With new AI models, health tracking companies realize they can now provide insights using both structured and unstructured data. The new goal is to create interfaces and methods that make it easier for users to build a habit of logging their meals or workouts, while also having an ever-present AI assistant that can guide people in areas like nutrition and exercise.
Khosla-backed health startup healthy On Tuesday, it launched a new version of its health assistant Rhea, which you can talk to live, via voice, and use the camera to get input about your food.
The startup is using OpenAI’s technology to power this conversational mode. With this release, Rhea supports more than 50 languages, including 14 Indian languages.
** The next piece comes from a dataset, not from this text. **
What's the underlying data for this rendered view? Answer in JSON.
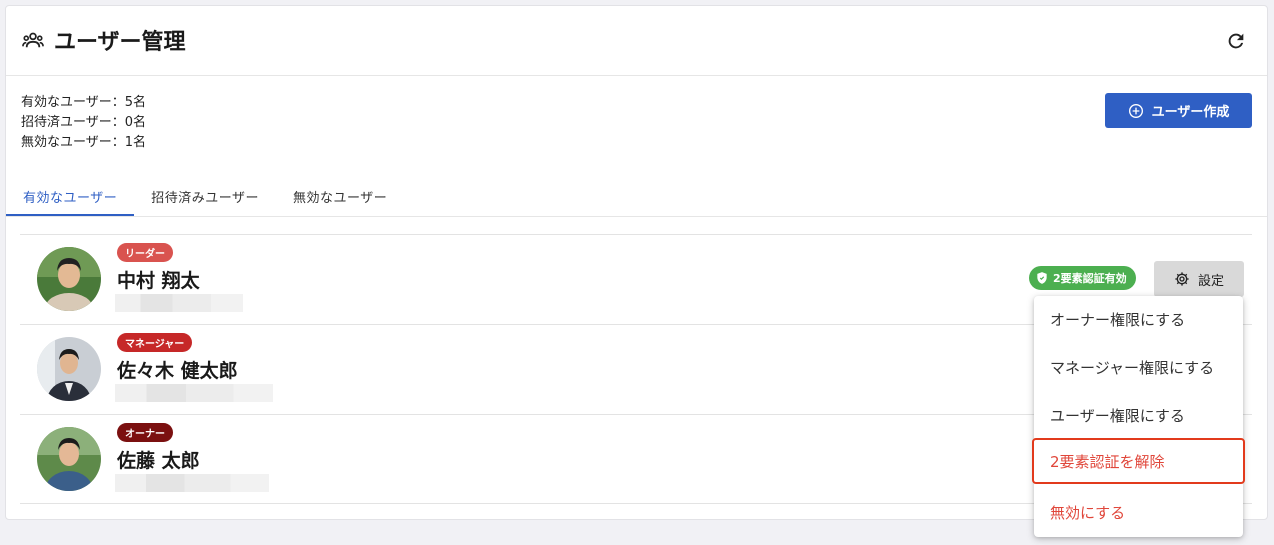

The company says it can also support mixed language input like Hinglish or Spanglish. While the company is heavily using OpenAI’s models for this release, it says it may use other models in the future if needed.

With the new version of Ria, users can ask for their health overview for specific time periods such as days, weeks or months, or overall summaries. The app can pull data from a variety of sources such as fitness trackers, sleep trackers or glucose monitors to give users insights and advice on exercise, sleep, preparation and glucose spikes.
Just like Google Gemini’s live conversation mode, you can point the camera to ask about different food items and their nutritional values, then log them.
HealthFi also showed a demo of using the Ray-Ban Meta smart glasses to talk to Rhea in real time and use the device’s camera to log meals.
The startup believes its users will feel more comfortable chatting with an assistant in real time. Plus, they can do multiple things in one session, like get insights, create an exercise plan or log their goals. If you forget to log your meals for the day, you can describe your meals at once instead of typing them in and Assistant will log them for you.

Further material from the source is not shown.